In the United States,
vaccines wiped out once fatal diseases. In developing countries, where
medical care is often poor, vaccines can be too expensive and can't be
stored properly. Now researchers like infectious disease specialist Carol
Tacket, M.D., are looking for a way to overcome these obstacles. One way is
with a potato.
"They would allow
for the vaccine to be given without having to purchase expensive needles
and syringes. The vaccine wouldn't necessarily have to be refrigerated. It
could be produced locally near the target population," says Dr.
Tacket, of University of Maryland School of Medicine in Baltimore.
The potato is
genetically modified to carry the vaccine and then patients eat it. So far,
results are positive in studies against the e-coli diarrhea and the
Norwalk virus.
Dr. Tacket says, "Just
about everybody developed an immune response and it was very well
tolerated."
Volunteers who ate the
raw vaccine-carrying spud say it's relatively pain-free.
Study participant
Timothy Conn says, "There was not a whole lot of taste."
"It was sort of
[like] wet grass, sandpaper," says participant Colin O'Connell.

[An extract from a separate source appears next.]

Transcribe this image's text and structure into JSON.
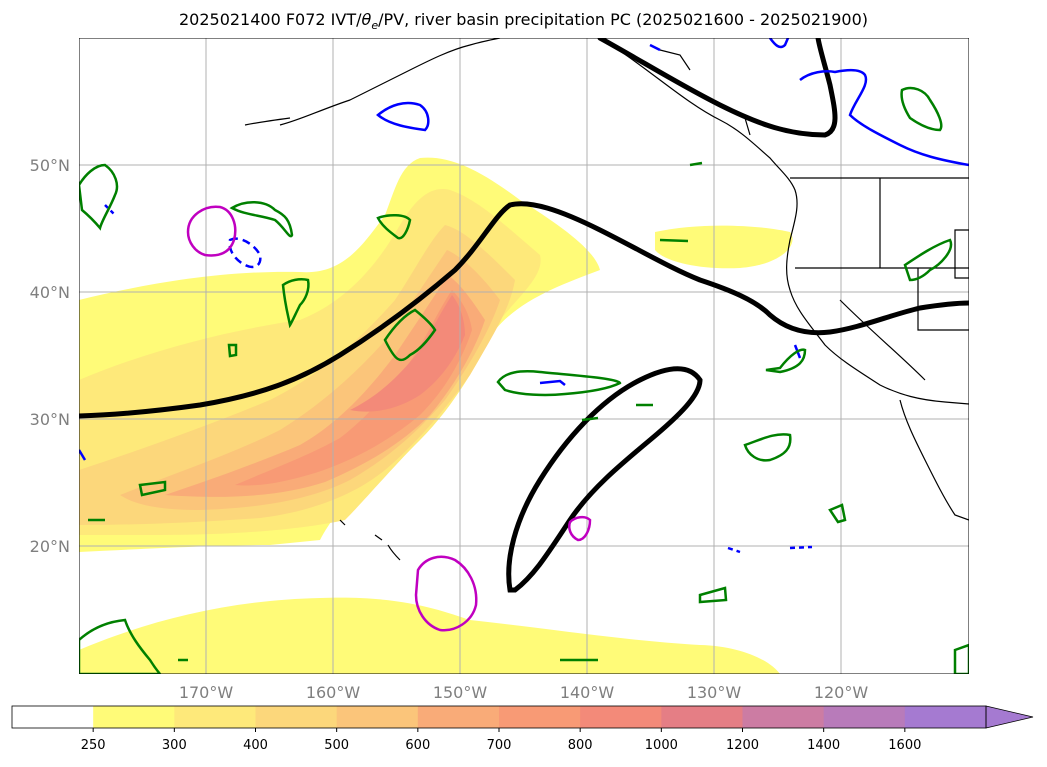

Conn adds, "The grittiness,
the texture, you know, I'm not used to that."
While these plant-based
vaccines are still about 10 years away, researchers are optimistic that
they will one day be a reality and a way to save nearly 2 million people from
unnecessary deaths each year.
The diseases being
targeted in the study are all contracted by ingesting a bacteria or virus.
Researchers say it makes sense to deliver the treatment the same way.